After laying a foundation from Genesis, Favale takes us on a fascinating tour of twentieth-century feminism. We travel through first-, second-, third-, and finally fourth-wave feminism, the most recent iteration in which we are expected to reject the idea that a “woman,” by definition, is a biological female. No more waves, we are in a “roiling ocean” now (60).
Thankfully, the book slows to explore some primary authors and influencers. Simone de Beauvoir is first, the French existentialist who insisted that I am not a human being by the mere fact that I exist (62). Humanness is an achievement, not something given. Favale lucidly notes that this “account of the human condition puts a woman necessarily at war with herself, with the given state of her embodiment” (65).

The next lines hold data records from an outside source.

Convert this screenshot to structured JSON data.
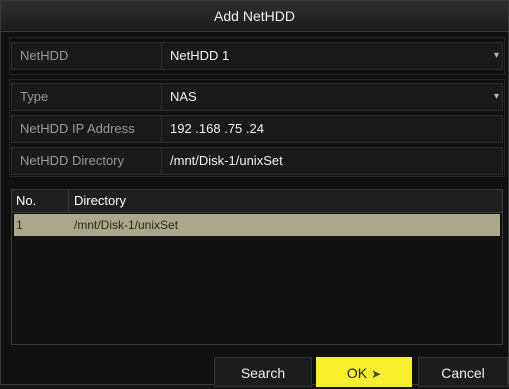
{
  "dialog": {
    "title": "Add NetHDD"
  },
  "fields": {
    "nethdd": {
      "label": "NetHDD",
      "value": "NetHDD 1"
    },
    "type": {
      "label": "Type",
      "value": "NAS"
    },
    "ip": {
      "label": "NetHDD IP Address",
      "value": "192 .168 .75  .24"
    },
    "directory": {
      "label": "NetHDD Directory",
      "value": "/mnt/Disk-1/unixSet"
    }
  },
  "table": {
    "headers": {
      "no": "No.",
      "directory": "Directory"
    },
    "rows": [
      {
        "no": "1",
        "directory": "/mnt/Disk-1/unixSet"
      }
    ]
  },
  "buttons": {
    "search": "Search",
    "ok": "OK",
    "cancel": "Cancel"
  },
  "colors": {
    "selected_row": "#aaa78a",
    "ok_button": "#f7ef2c"
  }
}
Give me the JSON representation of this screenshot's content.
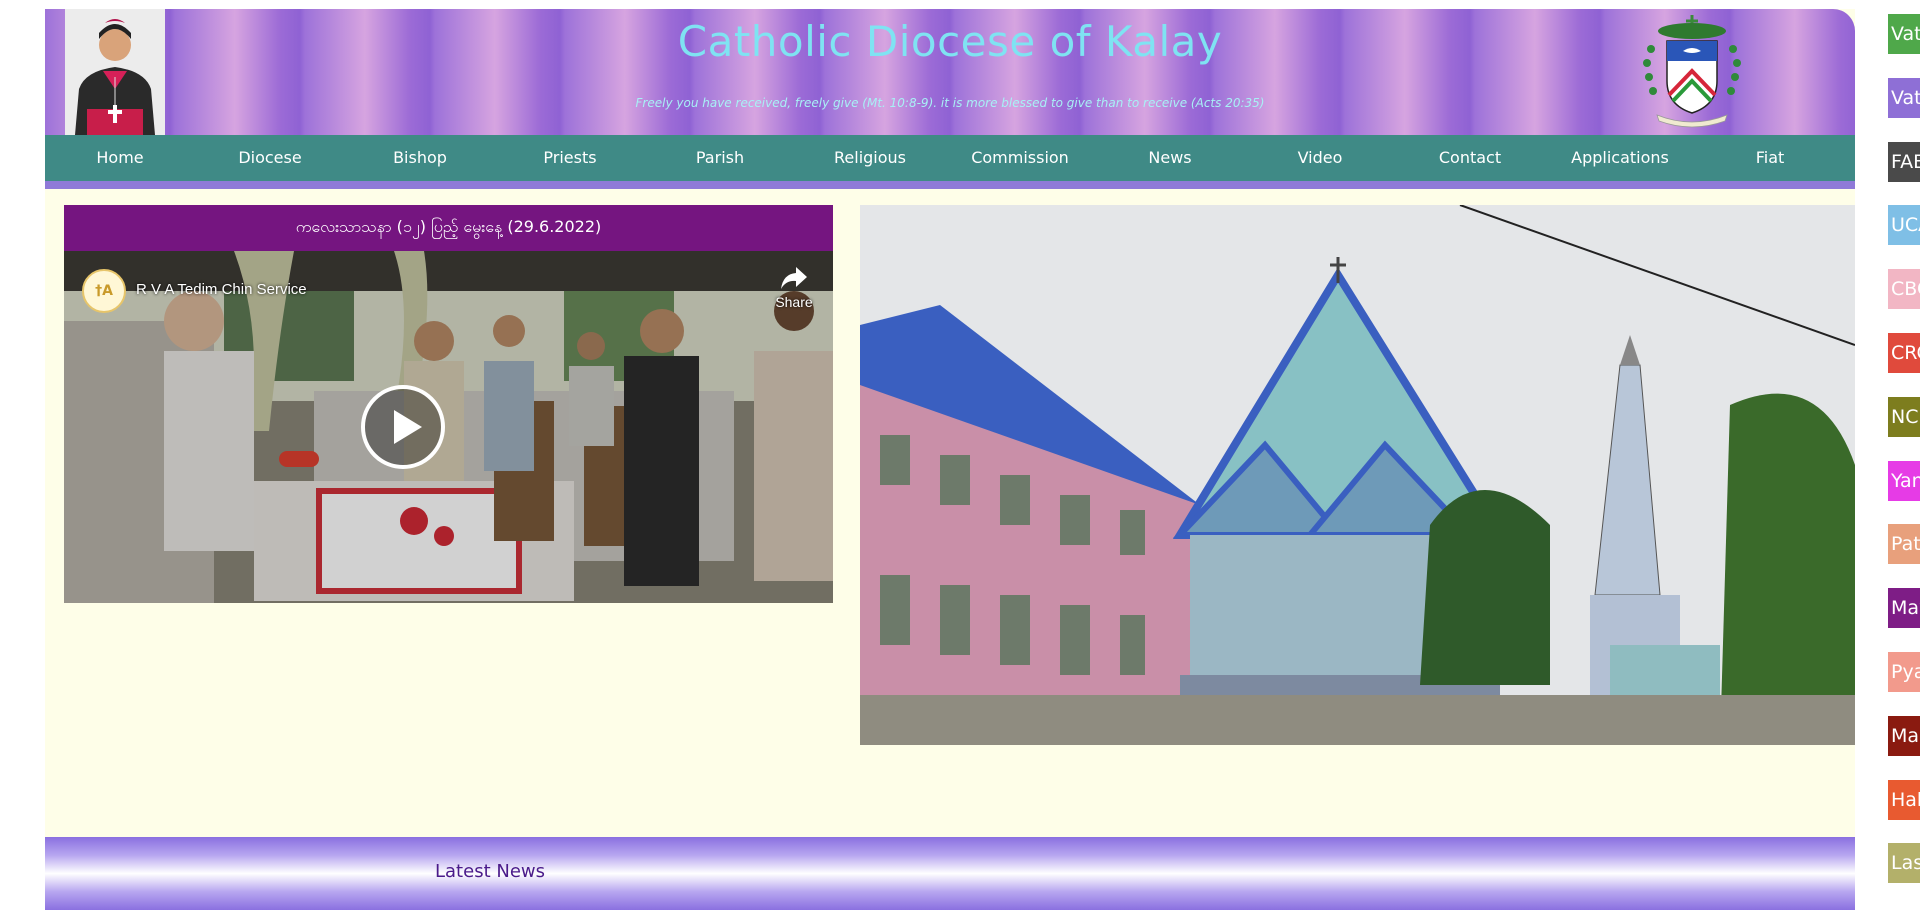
{
  "header": {
    "title": "Catholic Diocese of Kalay",
    "tagline": "Freely you have received, freely give (Mt. 10:8-9). it is more blessed to give than to receive (Acts 20:35)"
  },
  "nav": {
    "items": [
      {
        "label": "Home"
      },
      {
        "label": "Diocese"
      },
      {
        "label": "Bishop"
      },
      {
        "label": "Priests"
      },
      {
        "label": "Parish"
      },
      {
        "label": "Religious"
      },
      {
        "label": "Commission"
      },
      {
        "label": "News"
      },
      {
        "label": "Video"
      },
      {
        "label": "Contact"
      },
      {
        "label": "Applications"
      },
      {
        "label": "Fiat"
      }
    ]
  },
  "video": {
    "title": "ကလေးသာသနာ (၁၂) ပြည့် မွေးနေ့ (29.6.2022)",
    "channel_name": "R V A Tedim Chin Service",
    "share_label": "Share"
  },
  "latest_news": {
    "label": "Latest News"
  },
  "side_links": [
    {
      "label": "Vat",
      "color": "#4fa84a"
    },
    {
      "label": "Vat",
      "color": "#8e6fd6"
    },
    {
      "label": "FAE",
      "color": "#4a4a4a"
    },
    {
      "label": "UCA",
      "color": "#7fbfe6"
    },
    {
      "label": "CBC",
      "color": "#f2b6c4"
    },
    {
      "label": "CRC",
      "color": "#e04a3c"
    },
    {
      "label": "NCI",
      "color": "#7d7d1e"
    },
    {
      "label": "Yan",
      "color": "#e63be6"
    },
    {
      "label": "Pat",
      "color": "#e8a07c"
    },
    {
      "label": "Maw",
      "color": "#7e1d86"
    },
    {
      "label": "Pya",
      "color": "#f29a8c"
    },
    {
      "label": "Mar",
      "color": "#8a1a10"
    },
    {
      "label": "Hak",
      "color": "#e85a30"
    },
    {
      "label": "Las",
      "color": "#b3b06a"
    }
  ]
}
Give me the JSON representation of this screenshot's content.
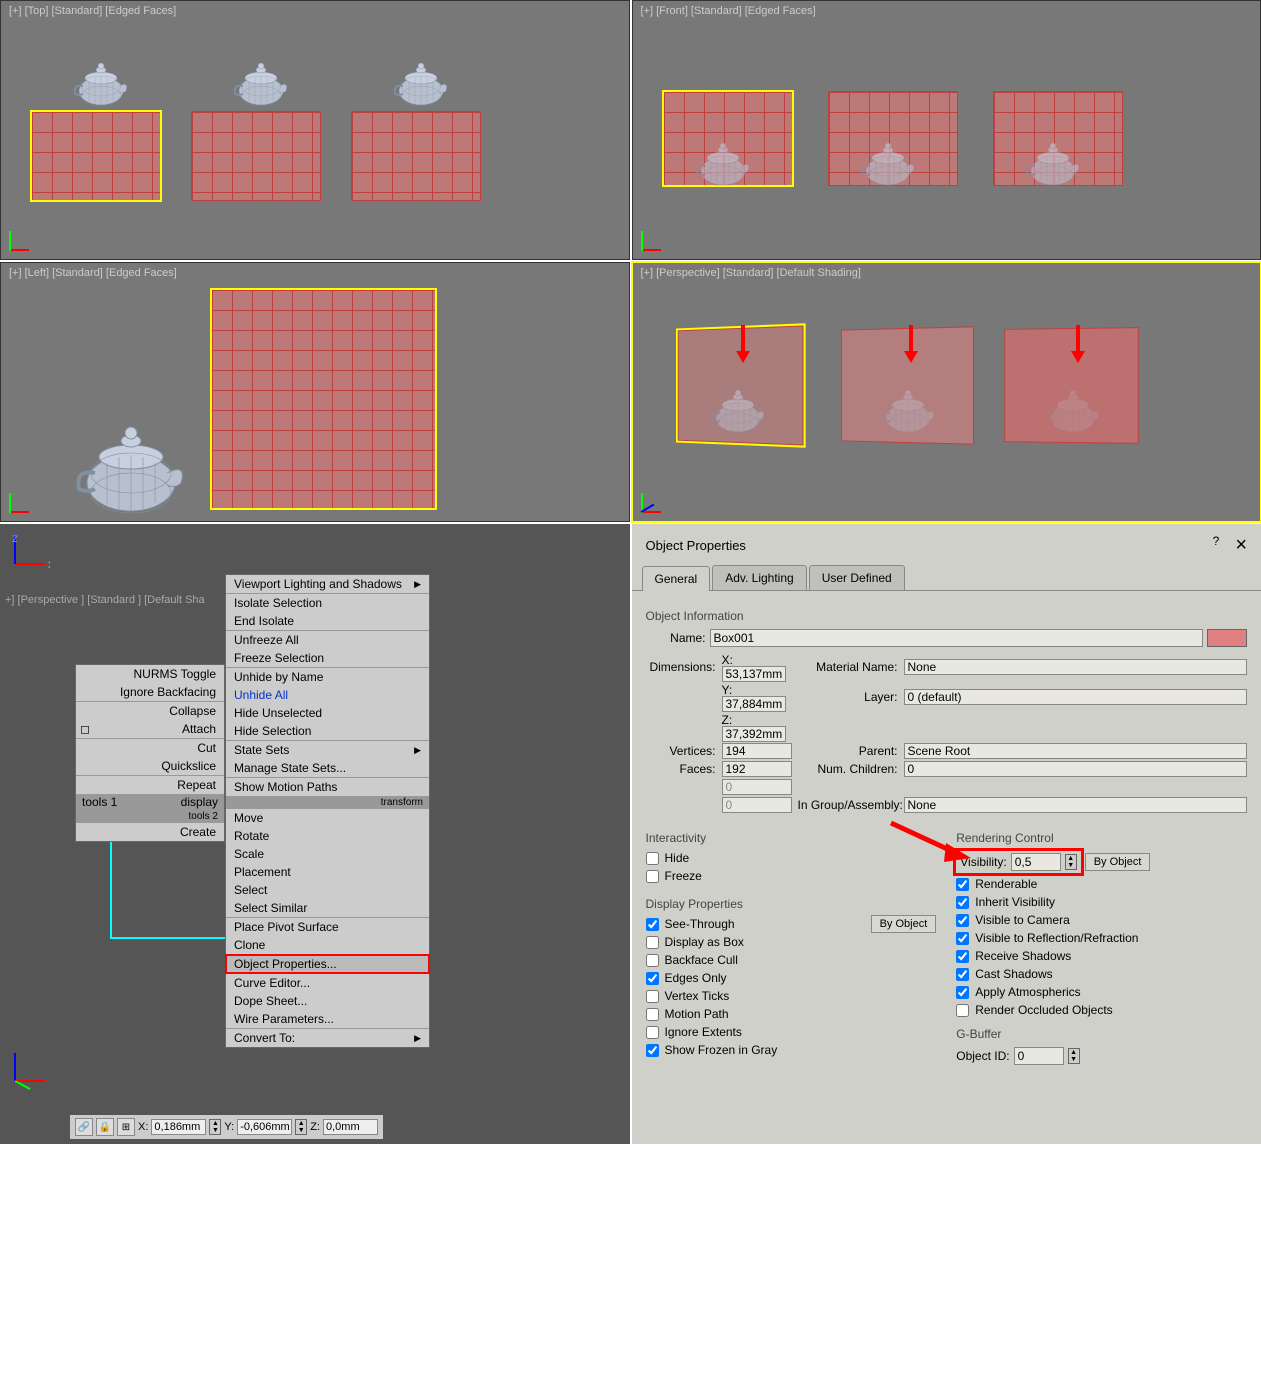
{
  "viewports": {
    "top": {
      "label": "[+] [Top] [Standard] [Edged Faces]"
    },
    "front": {
      "label": "[+] [Front] [Standard] [Edged Faces]"
    },
    "left": {
      "label": "[+] [Left] [Standard] [Edged Faces]"
    },
    "persp": {
      "label": "[+] [Perspective] [Standard] [Default Shading]"
    }
  },
  "context_bg_label": "+] [Perspective ] [Standard ] [Default Sha",
  "menu_cols": {
    "col1": {
      "items": [
        "NURMS Toggle",
        "Ignore Backfacing",
        "Collapse",
        "Attach",
        "Cut",
        "Quickslice",
        "Repeat"
      ],
      "footer_left": "tools 1",
      "sub_footer_left": "tools 2",
      "sub_item": "Create",
      "footer_right": "display"
    },
    "col2": {
      "items": [
        "Viewport Lighting and Shadows",
        "Isolate Selection",
        "End Isolate",
        "Unfreeze All",
        "Freeze Selection",
        "Unhide by Name",
        "Unhide All",
        "Hide Unselected",
        "Hide Selection",
        "State Sets",
        "Manage State Sets...",
        "Show Motion Paths"
      ],
      "blue_idx": 6,
      "footer_right": "transform",
      "transform_items": [
        "Move",
        "Rotate",
        "Scale",
        "Placement",
        "Select",
        "Select Similar",
        "Place Pivot Surface",
        "Clone",
        "Object Properties...",
        "Curve Editor...",
        "Dope Sheet...",
        "Wire Parameters...",
        "Convert To:"
      ],
      "highlighted_idx": 8
    }
  },
  "coords": {
    "x_label": "X:",
    "x": "0,186mm",
    "y_label": "Y:",
    "y": "-0,606mm",
    "z_label": "Z:",
    "z": "0,0mm"
  },
  "dialog": {
    "title": "Object Properties",
    "help": "?",
    "close": "×",
    "tabs": [
      "General",
      "Adv. Lighting",
      "User Defined"
    ],
    "info_header": "Object Information",
    "name_label": "Name:",
    "name_value": "Box001",
    "dims_label": "Dimensions:",
    "dims_x_label": "X:",
    "dims_x": "53,137mm",
    "dims_y_label": "Y:",
    "dims_y": "37,884mm",
    "dims_z_label": "Z:",
    "dims_z": "37,392mm",
    "mat_label": "Material Name:",
    "mat_val": "None",
    "layer_label": "Layer:",
    "layer_val": "0 (default)",
    "verts_label": "Vertices:",
    "verts_val": "194",
    "faces_label": "Faces:",
    "faces_val": "192",
    "parent_label": "Parent:",
    "parent_val": "Scene Root",
    "children_label": "Num. Children:",
    "children_val": "0",
    "group_label_full": "In Group/Assembly:",
    "group_val": "None",
    "zero": "0",
    "interactivity": {
      "header": "Interactivity",
      "hide": "Hide",
      "freeze": "Freeze"
    },
    "display_props": {
      "header": "Display Properties",
      "by_object": "By Object",
      "items": [
        "See-Through",
        "Display as Box",
        "Backface Cull",
        "Edges Only",
        "Vertex Ticks",
        "Motion Path",
        "Ignore Extents",
        "Show Frozen in Gray"
      ],
      "checked": [
        true,
        false,
        false,
        true,
        false,
        false,
        false,
        true
      ]
    },
    "rendering": {
      "header": "Rendering Control",
      "visibility_label": "Visibility:",
      "visibility_val": "0,5",
      "by_object": "By Object",
      "items": [
        "Renderable",
        "Inherit Visibility",
        "Visible to Camera",
        "Visible to Reflection/Refraction",
        "Receive Shadows",
        "Cast Shadows",
        "Apply Atmospherics",
        "Render Occluded Objects"
      ],
      "checked": [
        true,
        true,
        true,
        true,
        true,
        true,
        true,
        false
      ]
    },
    "gbuffer": {
      "header": "G-Buffer",
      "obj_id_label": "Object ID:",
      "obj_id_val": "0"
    }
  }
}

A second major figure for Favale is postmodern philosopher Judith Butler, who pushes the perspective that power dissimulates ontology. What we perceive to be real (ontology) is actually a fiction created and enforced by institutional power (74). Meaning, what we perceive to be gender is an illusion. We are all just performers yielding to those in power. The true self is a blank slate.
Having laid these foundations, Favale is ready to bring things to the street. She proceeds to show that feminism, under a rubric of promised liberation, has actually done far more to pathologize femaleness than liberate it. Now “true freedom can only be found in a socialist utopia that enables women to control their bodies with contraception and abortion” (91).
With what I regard as unflinching bravery for a scholar, Favale presses on to persuasively show that feminism declares a woman’s true freedom comes by making herself as much like men as possible. She then rounds out an already excellent book with first-rate chapters on sex (“not a spectrum but a stable binary”), gender (“to feel is not to be”), and artifice, a searching chapter that uncovers the painful truth behind what fuels the modern flight from womanhood: hypersexualization, the idea that women exist primarily for the pleasure of men.
It should be noted Favale is a member of the Catholic Church and professor at the University of Notre Dame. She reveals this early on. In fact, on several occasions noted Roman Catholic theologians supply her exegesis of Scripture. Most readers here will recognize these errors. For example, in her discussion of concupiscence, she states and dismisses the Protestant understanding of total depravity (49). This may explain why a direct and open discussion of sin is absent from the book. Of course, the estate of sin and misery is a major feature of the book—it looms weighty and large, but only implicitly.
Bottom line, The Genesis of Gender is an exceptional piece of work. Crisp, clear, convicting, and convincing. A good book to aid you in becoming a good neighbor in days that are evil.